The shift from 2D to 3D is too much for them. They don't want to bother with it. And they certainly don't want to use a controller with so many dang buttons on it.
They came back in 2006 for one big reason:

It's a TV remote that works like an NES controller with a gun trigger and a big round button in the middle. To play the game that comes with it, you don't even use the buttons, you just shake it. That's simple. That's manageable.

This is not manageable. Look at the [darn] thing. It's already got sliders and knobs and dials and lights all over it, and now you wanna add this thing onto it to give it another joystick and two more buttons (for a total of four buttons where I can't even see them)? And they think this is going to win back over the crowd that left when they shifted to 3D with a big three-pronged controller? And they think the way to win back that crowd
is with 3D? Double 3D -- a 3D game with a stereoscopic display.
No. The reboots will fail, and it's gonna be a Gamecube again. The fans will get their fanservice, and there'll be a second 3DS
Paper Mario that has the old Dry Bones design and Goombaloads of fanfic fodder.
*- Complicating this is the way that Hollywood plays stupid accounting tricks to make it look like movies are unprofitable if they need to. The studio will create a separate company to make the movie, which is still entirely controlled and funded by them, and then they'll charge themselves exorbitant amounts for distribution and marketing, so that on paper, the company that made the movie never made a profit, but the actual studio did. David Prowse (the guy in the Darth Vader suit) has never received residuals from Return of the Jedi, because ROTJ, one of the top-grossing films of all time, has officially still not turned a profit. But that's beside the point, mostly.
When was the last time Mario got to use the Super Leaf in a 3D game?
When was the last time Mario got to fight Boom Boom in a 3D game?
When was the last time Mario had to jump onto a flagpole in a 3D game?
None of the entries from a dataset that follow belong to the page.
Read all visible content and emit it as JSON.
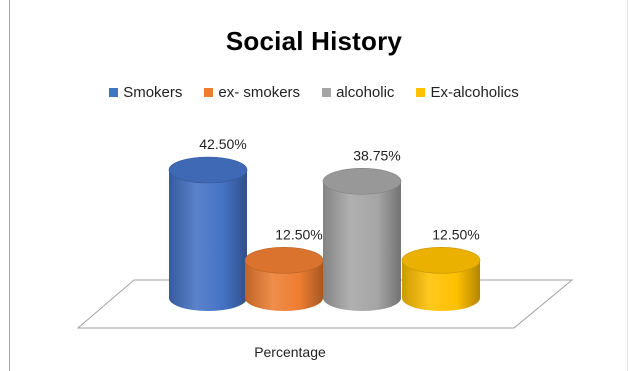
{
  "chart_data": {
    "type": "bar",
    "title": "Social History",
    "categories": [
      "Percentage"
    ],
    "series": [
      {
        "name": "Smokers",
        "value": 42.5,
        "label": "42.50%",
        "color": "#4472C4"
      },
      {
        "name": "ex- smokers",
        "value": 12.5,
        "label": "12.50%",
        "color": "#ED7D31"
      },
      {
        "name": "alcoholic",
        "value": 38.75,
        "label": "38.75%",
        "color": "#A5A5A5"
      },
      {
        "name": "Ex-alcoholics",
        "value": 12.5,
        "label": "12.50%",
        "color": "#FFC000"
      }
    ],
    "xlabel": "Percentage",
    "ylabel": "",
    "ylim": [
      0,
      45
    ],
    "style": "3d-cylinder",
    "legend": "top",
    "grid": false
  }
}
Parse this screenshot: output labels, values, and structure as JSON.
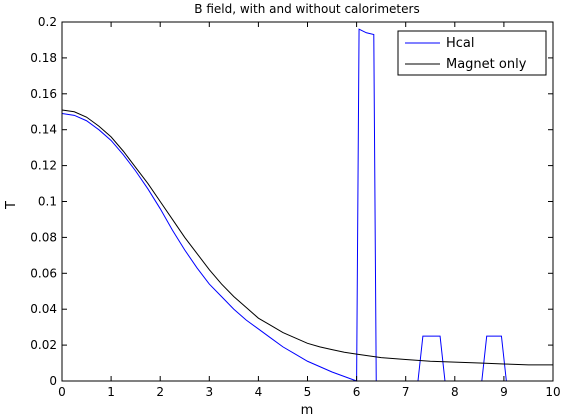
{
  "chart_data": {
    "type": "line",
    "title": "B field, with and without calorimeters",
    "xlabel": "m",
    "ylabel": "T",
    "xlim": [
      0,
      10
    ],
    "ylim": [
      0,
      0.2
    ],
    "x_ticks": [
      "0",
      "1",
      "2",
      "3",
      "4",
      "5",
      "6",
      "7",
      "8",
      "9",
      "10"
    ],
    "y_ticks": [
      "0",
      "0.02",
      "0.04",
      "0.06",
      "0.08",
      "0.1",
      "0.12",
      "0.14",
      "0.16",
      "0.18",
      "0.2"
    ],
    "grid": false,
    "legend_position": "top-right",
    "series": [
      {
        "name": "Hcal",
        "color": "#0000ff",
        "x": [
          0,
          0.25,
          0.5,
          0.75,
          1,
          1.25,
          1.5,
          1.75,
          2,
          2.25,
          2.5,
          2.75,
          3,
          3.25,
          3.5,
          3.75,
          4,
          4.25,
          4.5,
          4.75,
          5,
          5.25,
          5.5,
          5.75,
          6,
          6.05,
          6.2,
          6.35,
          6.4,
          7.25,
          7.35,
          7.7,
          7.8,
          8.55,
          8.65,
          8.95,
          9.05,
          10
        ],
        "y": [
          0.149,
          0.148,
          0.145,
          0.14,
          0.134,
          0.126,
          0.117,
          0.107,
          0.096,
          0.084,
          0.073,
          0.063,
          0.054,
          0.047,
          0.04,
          0.034,
          0.029,
          0.024,
          0.019,
          0.015,
          0.011,
          0.008,
          0.005,
          0.0025,
          0,
          0.196,
          0.194,
          0.193,
          0,
          0,
          0.025,
          0.025,
          0,
          0,
          0.025,
          0.025,
          0,
          0
        ]
      },
      {
        "name": "Magnet only",
        "color": "#000000",
        "x": [
          0,
          0.25,
          0.5,
          0.75,
          1,
          1.25,
          1.5,
          1.75,
          2,
          2.25,
          2.5,
          2.75,
          3,
          3.25,
          3.5,
          3.75,
          4,
          4.25,
          4.5,
          4.75,
          5,
          5.25,
          5.5,
          5.75,
          6,
          6.5,
          7,
          7.5,
          8,
          8.5,
          9,
          9.5,
          10
        ],
        "y": [
          0.151,
          0.15,
          0.147,
          0.142,
          0.136,
          0.128,
          0.119,
          0.11,
          0.1,
          0.09,
          0.08,
          0.071,
          0.062,
          0.054,
          0.047,
          0.041,
          0.035,
          0.031,
          0.027,
          0.024,
          0.021,
          0.019,
          0.0175,
          0.016,
          0.015,
          0.013,
          0.012,
          0.011,
          0.0105,
          0.01,
          0.0095,
          0.009,
          0.009
        ]
      }
    ]
  }
}
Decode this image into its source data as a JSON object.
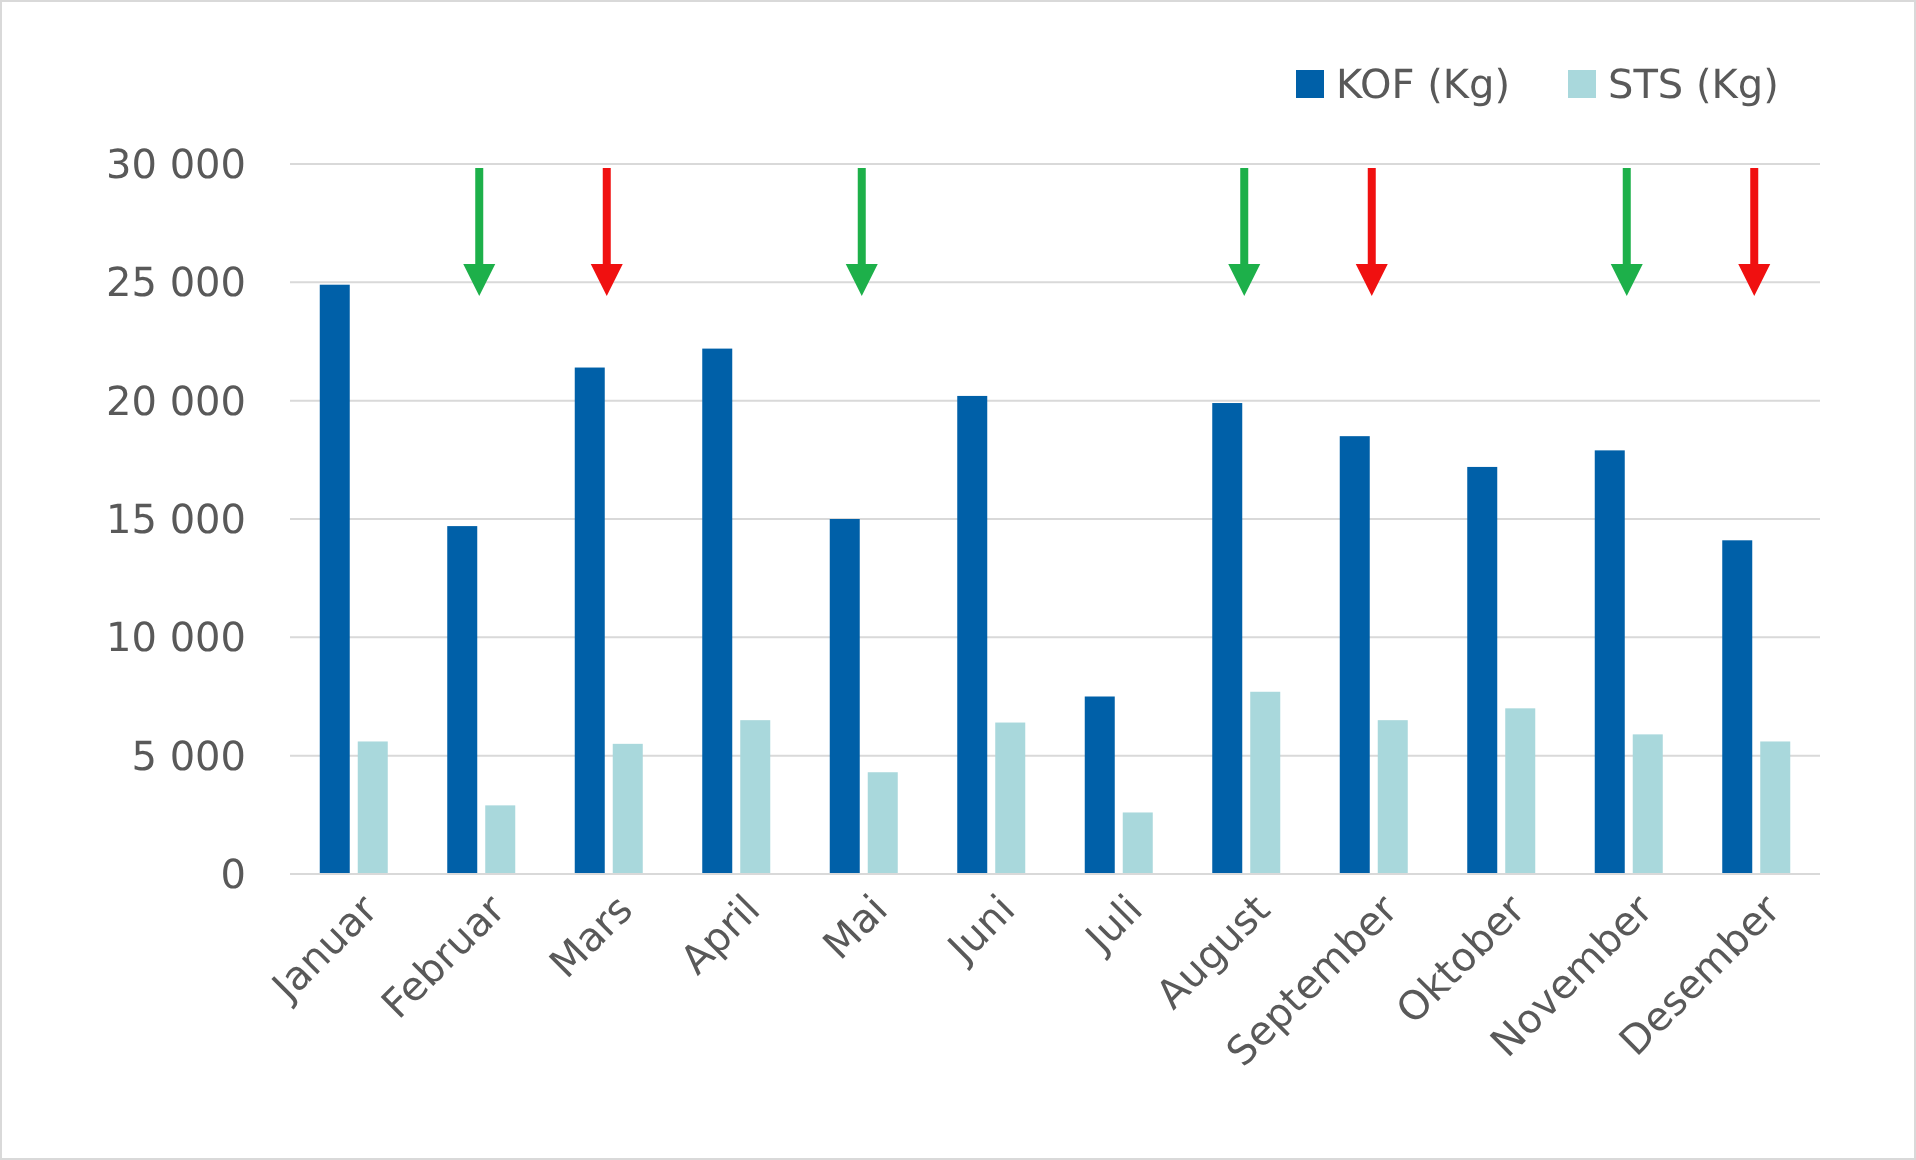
{
  "chart_data": {
    "type": "bar",
    "categories": [
      "Januar",
      "Februar",
      "Mars",
      "April",
      "Mai",
      "Juni",
      "Juli",
      "August",
      "September",
      "Oktober",
      "November",
      "Desember"
    ],
    "series": [
      {
        "name": "KOF (Kg)",
        "color": "#0060a8",
        "values": [
          24900,
          14700,
          21400,
          22200,
          15000,
          20200,
          7500,
          19900,
          18500,
          17200,
          17900,
          14100
        ]
      },
      {
        "name": "STS (Kg)",
        "color": "#a9d8dc",
        "values": [
          5600,
          2900,
          5500,
          6500,
          4300,
          6400,
          2600,
          7700,
          6500,
          7000,
          5900,
          5600
        ]
      }
    ],
    "ylim": [
      0,
      30000
    ],
    "yticks": [
      {
        "value": 0,
        "label": "0"
      },
      {
        "value": 5000,
        "label": "5 000"
      },
      {
        "value": 10000,
        "label": "10 000"
      },
      {
        "value": 15000,
        "label": "15 000"
      },
      {
        "value": 20000,
        "label": "20 000"
      },
      {
        "value": 25000,
        "label": "25 000"
      },
      {
        "value": 30000,
        "label": "30 000"
      }
    ],
    "grid": "y",
    "legend": "top right"
  }
}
When was the last time Mario did that stuff in a 2D game? Boom Boom and the Super Leaf have only been in
one game to date, and flagpoles are only in the original
Super Mario Bros., the lazy sequel to the original
Super Mario Bros., and the two uncreative rehashes of the original
Super Mario Bros.. The point is that before 2005, Mario was always doing new stuff. Now he's riding the nostalgia train.